İşte bu noktada Başbuğ'un konuşmasının en çok tartışılan kısmı karşımıza çıkmaktadır: Cemaatleri tehlike ilan etmesi, belli bir cemaati doğrudan hedef alması…
Bu aslında Türk Silahlı Kuvvetleri'nin yukarıda altını çizdiğimiz vesayetçi anlayışının değişmediğine ilişkin en önemli kanıttır. Zira askerin toplum tanımı, dine ve dindarlığa ilişkin unsurları barındırmakta ve bu konuda hâlâ dayatmacı bir üslubu korumaktadır…

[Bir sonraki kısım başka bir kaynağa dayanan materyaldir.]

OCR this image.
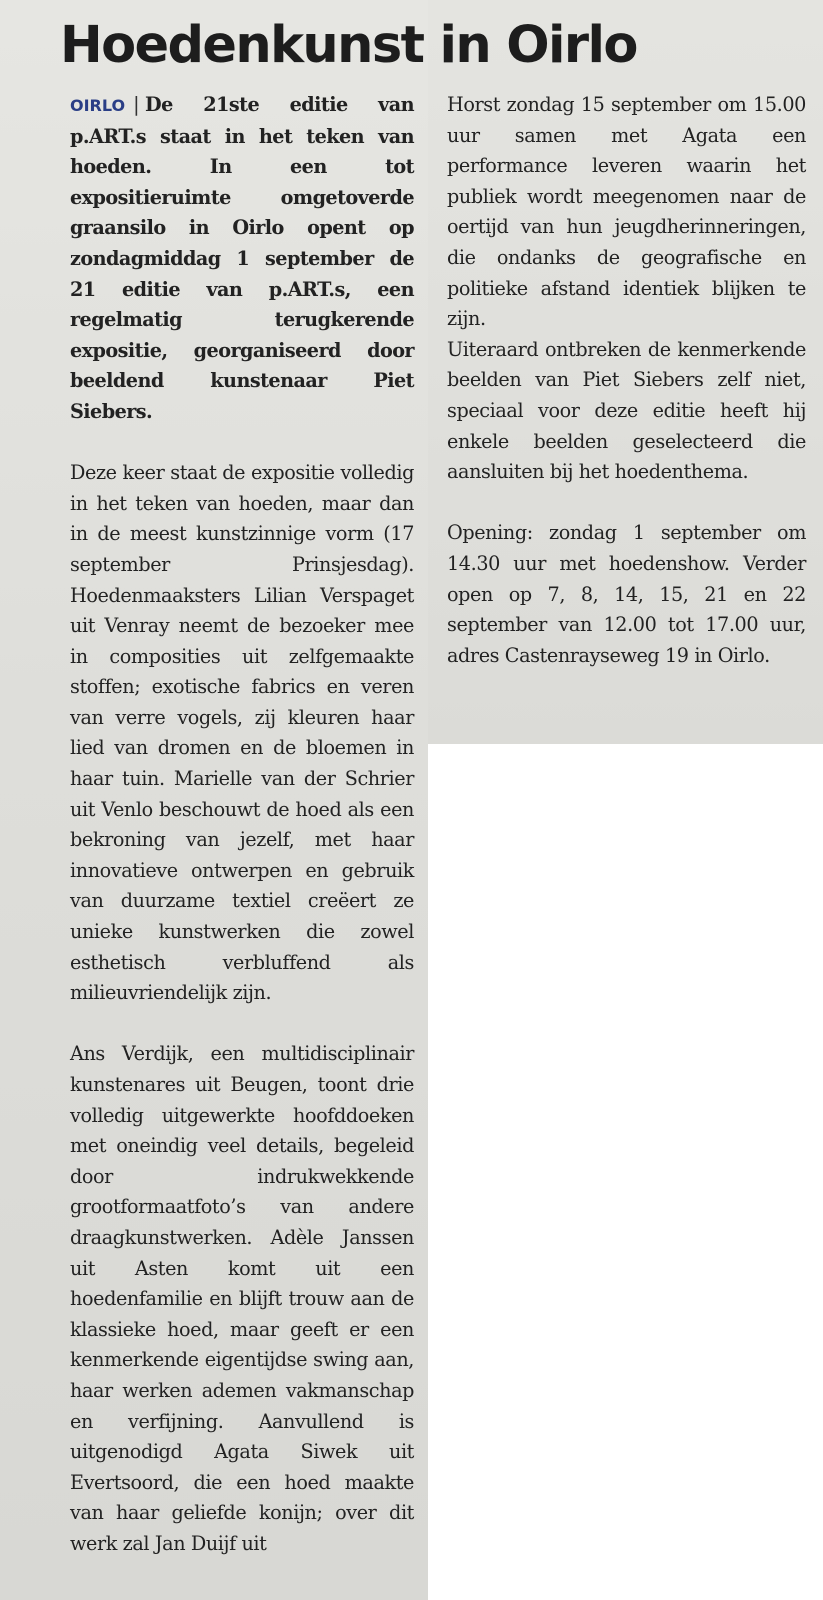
Hoedenkunst in Oirlo

OIRLO | De 21ste editie van p.ART.s staat in het teken van hoeden. In een tot expositieruimte omgetoverde graansilo in Oirlo opent op zondagmiddag 1 september de 21 editie van p.ART.s, een regelmatig terugkerende expositie, georganiseerd door beeldend kunstenaar Piet Siebers.

Deze keer staat de expositie volledig in het teken van hoeden, maar dan in de meest kunstzinnige vorm (17 september Prinsjesdag). Hoedenmaaksters Lilian Verspaget uit Venray neemt de bezoeker mee in composities uit zelfgemaakte stoffen; exotische fabrics en veren van verre vogels, zij kleuren haar lied van dromen en de bloemen in haar tuin. Marielle van der Schrier uit Venlo beschouwt de hoed als een bekroning van jezelf, met haar innovatieve ontwerpen en gebruik van duurzame textiel creëert ze unieke kunstwerken die zowel esthetisch verbluffend als milieuvriendelijk zijn.

Ans Verdijk, een multidisciplinair kunstenares uit Beugen, toont drie volledig uitgewerkte hoofddoeken met oneindig veel details, begeleid door indrukwekkende grootformaatfoto’s van andere draagkunstwerken. Adèle Janssen uit Asten komt uit een hoedenfamilie en blijft trouw aan de klassieke hoed, maar geeft er een kenmerkende eigentijdse swing aan, haar werken ademen vakmanschap en verfijning. Aanvullend is uitgenodigd Agata Siwek uit Evertsoord, die een hoed maakte van haar geliefde konijn; over dit werk zal Jan Duijf uit

Horst zondag 15 september om 15.00 uur samen met Agata een performance leveren waarin het publiek wordt meegenomen naar de oertijd van hun jeugdherinneringen, die ondanks de geografische en politieke afstand identiek blijken te zijn.

Uiteraard ontbreken de kenmerkende beelden van Piet Siebers zelf niet, speciaal voor deze editie heeft hij enkele beelden geselecteerd die aansluiten bij het hoedenthema.

Opening: zondag 1 september om 14.30 uur met hoedenshow. Verder open op 7, 8, 14, 15, 21 en 22 september van 12.00 tot 17.00 uur, adres Castenrayseweg 19 in Oirlo.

Askerin siyasi esnekliği gelişebilir. Örneğin, Kuzey Irak'taki Kürtler konusunda ABD'nin varlığıyla birlikte resmî söylemini değiştirebilir, terör sorununu sadece silahla çözemeyince akla demokratik kimi değerlerini getirebilir.
Böyle olmuştur ve bunlar önemlidir.
Ancak asker kendi toplumuna ilişkin temel konularda, özellikle din ve dindarlık konusunda, cemaatler konusunda sabit fikirlerini korumayı sürdürdükçe, ülke için ciddi bir sorun kaynağı olmayı da sürdürecektir.
Nitekim sürdürüyor ve askerin son çıkışı bu açıdan garip çelişkiler barındırıyor.
Barındırıyor zira, askerin altını çizdiği o cemaat sosyolojik açıdan Türkiye'de dinin siyasallaşmasını engelleyen, modernlikle din arasında bağlar kurulmasını sağlayan en önemli harekettir.
Bir bakıma İslam'ın kendi içinden, Müslümanların kendi yaşam tarzlarından ileri gelen bir sekülerleşmenin ana damarıdır. Analizi daha da ileri götürmek mümkündür.
Söz konusu cemaat, Türkiye'nin global İslami hareketten, İslamcı evrenselcilikten kopuşunu, tekrar tarihsel anlamda, kendi kültür dokusuyla örülmüş İslami anlayışa dönüşünü ifade emektedir.
Genelkurmay Başkanı ve diğer sorumlular 19. yüzyıl kaynakları dışında bu konuda yapılmış çalışmaları okuyabilseler, kendi toplumlarının kimi gerçekleriyle yüzleşebilir ve rahatlayabilirler.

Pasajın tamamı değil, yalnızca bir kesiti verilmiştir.